Bomb Blamed in Fatal Moscow Apartment Blast
A blast that destroyed much of a nine-story Moscow apartment building Thursday, killing at least 47 people and burying dozens more under a pile of rubble, was caused by a bomb and is being investigated as a terrorist act that may be linked to Russia’s war with Islamic separatists, authorities said.
The explosion, which officials said was caused by a device on a lower floor, fueled widespread fear that the war against Islamic insurgents in the southern republic of Dagestan is spreading to Moscow.
The blast, which officials initially suspected was caused by a natural gas leak, was the third to kill Russian civilians in 10 days. On Saturday, a car bomb demolished an apartment building that housed Russian military families in the Dagestani city of Buynaksk, killing at least 64 people. On Aug. 31, a bomb rocked a popular Moscow shopping mall next to the Kremlin, killing one and injuring 40.
After touring the latest disaster scene Thursday, Moscow Mayor Yuri M. Luzhkov tied the carnage to the conflict in Dagestan and said the blast was caused by hexogen, a plastic explosive often used in military operations.
“Now it is possible to claim with the highest degree of certainty that this was an act of sabotage, this was a terrorist act,” Luzhkov said. “The repercussions of the war in Dagestan are felt in the first place in the capital, as the most sensitive place in the Russian state.”
The nighttime blast was so severe that a large section in the middle of the building collapsed, leaving little hope of finding survivors. Rescuers using cranes worked all day and into the night, but a fire deep in the ruins further reduced the chances of finding anyone alive.
The explosion comes on the heels of a new offensive launched by rebels based in Chechnya, who crossed the border into Dagestan during the weekend and seized several villages in their quest to expand Islamic control in the turbulent Caucasus region.
In a telephone conversation Wednesday with FBI Director Louis J. Freeh, Interior Minister Vladimir B. Rushailo said Russian officials believe that Saudi Arabian militant Osama bin Laden is financing and inspiring the rebels’ invasion of Dagestan.
The United States has accused Bin Laden of masterminding the 1998 bombings of U.S. embassies in Kenya and Tanzania. Rushailo said he had information that Bin Laden had sent millions of dollars to Chechen warlords who are leading the Dagestan campaign.
On Tuesday, Russian President Boris N. Yeltsin lashed out publicly at his generals for their inability to halt the rebels and for their “sloppiness” in not preventing the Buynaksk bombing inside a military compound.
Some opposition politicians have expressed concern that the war and bombings could give Yeltsin a pretext to declare a state of emergency, cancel presidential elections set for next summer and continue to rule. The Kremlin insists that Yeltsin plans to step down next year on schedule and hand over power to an elected successor.
The conflict in Dagestan has parallels to Russia’s war in Chechnya, which began as a brief operation to quell separatist rebels but turned into a 20-month war that claimed as many as 80,000 lives. Since the war ended in 1996, Chechnya has become a lawless, autonomous state where warlords control much of the territory and kidnappings are common.

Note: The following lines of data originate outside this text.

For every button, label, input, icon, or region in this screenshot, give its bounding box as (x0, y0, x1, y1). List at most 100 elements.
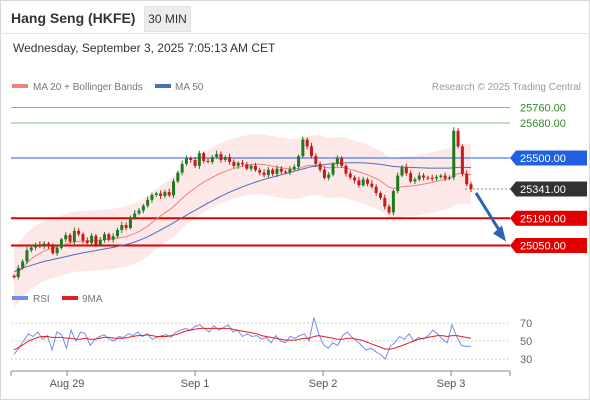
candle-body (215, 154, 219, 158)
candle-body (271, 169, 275, 174)
chart-header: Hang Seng (HKFE) 30 MIN (0, 0, 590, 38)
candle-body (366, 179, 370, 184)
time-axis-label: Sep 1 (181, 378, 210, 390)
candle-body (344, 165, 348, 174)
candle-body (322, 169, 326, 178)
timeframe-badge[interactable]: 30 MIN (144, 6, 191, 32)
rsi-tick-label: 30 (520, 354, 532, 366)
rsi-line (13, 317, 471, 360)
candle-body (314, 156, 318, 164)
candle-body (318, 163, 322, 170)
pivot-tag: 25500.00 (520, 153, 566, 165)
candle-body (124, 225, 128, 229)
ma50-legend-label: MA 50 (175, 82, 204, 93)
candle-body (292, 166, 296, 170)
candle-body (361, 179, 365, 186)
candle-body (81, 234, 85, 241)
candle-body (335, 158, 339, 164)
rsi-ma-line (13, 327, 472, 351)
candle-body (29, 247, 33, 251)
candle-body (206, 160, 210, 162)
candle-body (115, 229, 119, 237)
candle-body (275, 168, 279, 174)
candle-body (223, 157, 227, 160)
rsi-legend-label: RSI (33, 294, 50, 305)
candle-body (146, 199, 150, 206)
candle-body (154, 193, 158, 195)
candle-body (12, 275, 16, 277)
time-axis-label: Aug 29 (50, 378, 85, 390)
candle-body (465, 173, 469, 185)
ma50-legend-swatch (155, 84, 171, 88)
candle-body (387, 206, 391, 213)
candle-body (64, 235, 68, 240)
candle-body (98, 240, 102, 245)
candle-body (404, 167, 408, 174)
candle-body (340, 158, 344, 166)
candle-body (460, 146, 464, 174)
candle-body (469, 184, 473, 189)
candle-body (51, 246, 55, 254)
candle-body (85, 240, 89, 243)
candle-body (353, 177, 357, 181)
candle-body (184, 158, 188, 164)
rsi-ma-legend-swatch (62, 296, 78, 300)
candle-body (391, 191, 395, 213)
candle-body (348, 173, 352, 178)
candle-body (21, 261, 25, 268)
forecast-arrow (474, 192, 502, 233)
candle-body (34, 244, 38, 248)
candle-body (163, 192, 167, 196)
support-tag-bg (510, 210, 587, 226)
candle-body (331, 163, 335, 175)
candle-body (202, 153, 206, 161)
candle-body (309, 146, 313, 157)
candle-body (210, 157, 214, 162)
candle-body (284, 171, 288, 173)
candle-body (430, 177, 434, 179)
candle-body (452, 130, 456, 178)
bollinger-band (14, 134, 471, 309)
ma20-legend-swatch (12, 84, 28, 88)
datetime-label: Wednesday, September 3, 2025 7:05:13 AM … (13, 41, 276, 55)
candle-body (180, 163, 184, 173)
candle-body (90, 235, 94, 243)
candle-body (120, 225, 124, 230)
candle-body (103, 234, 107, 241)
time-axis-label: Sep 3 (437, 378, 466, 390)
candle-body (305, 139, 309, 147)
support-tag: 25190.00 (520, 213, 566, 225)
candle-body (133, 213, 137, 218)
candle-body (327, 174, 331, 178)
candle-body (249, 165, 253, 169)
candle-body (68, 235, 72, 242)
candle-body (176, 172, 180, 182)
current-price-tag-bg (510, 181, 587, 197)
candle-body (197, 153, 201, 166)
rsi-tick-label: 50 (520, 336, 532, 348)
rsi-legend-swatch (12, 296, 28, 300)
candle-body (46, 243, 50, 247)
instrument-title: Hang Seng (HKFE) (11, 10, 136, 26)
candle-body (107, 234, 111, 240)
candle-body (297, 156, 301, 167)
candle-body (258, 170, 262, 173)
candle-body (241, 162, 244, 165)
candle-body (141, 205, 145, 211)
candle-body (111, 236, 115, 240)
candle-body (301, 139, 305, 157)
header-divider (0, 33, 590, 34)
candle-body (396, 175, 400, 192)
candle-body (219, 154, 223, 160)
candle-body (189, 158, 193, 160)
candle-body (94, 235, 98, 245)
candle-body (447, 177, 451, 179)
ma50-line (13, 162, 472, 273)
candle-body (245, 164, 249, 169)
pivot-tag-bg (510, 150, 587, 166)
time-axis-label: Sep 2 (309, 378, 338, 390)
candle-body (172, 181, 176, 196)
support-tag-bg (510, 238, 587, 253)
candle-body (409, 173, 413, 182)
candle-body (288, 169, 292, 173)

Early last month, rebels led by warlord Shamil Basayev entered Dagestan but withdrew two weeks later in the face of heavy fire from Russian troops. While the Russian commanders were celebrating, as many as 2,000 insurgents crossed the border again last weekend, seized new villages and dug in.
On Thursday, Russia said an Su-25 fighter plane crashed because of mechanical problems while carrying out air raids against the rebels. Chechen officials charged that Russia had bombed villages on their side of the border, killing 128 people.
In Moscow, no organization claimed responsibility for Thursday’s blast, but an anonymous caller to the Interfax news agency said both apartment bombings over the past week were “our response to the bombing of villages in Chechnya and Dagestan.”
German Deutsche Welle radio reported that a caller had warned its Moscow correspondent Monday that there would be “three explosions in Moscow” as “an act of anger in the wake of the Russian army’s bombing of Chechen villages.”
The explosion shortly after midnight demolished 72 apartments in the 216-unit building, which is part of a large residential complex on the southeastern edge of the city. The blast damaged more than a dozen nearby buildings.
Luzhkov said 153 people had been pulled from the rubble; 77 were taken to hospitals. Estimates of the number still trapped in the ruins ranged as high as 100.
“The very fact that a terrorist can blow up half a large apartment building right in the capital of Russia strikes fear in many hearts in this country,” said Dmitri V. Trenin, a national security expert with the Carnegie Moscow Center. “No one in Russia today believes that the authorities will be able to protect the people from terrorism.”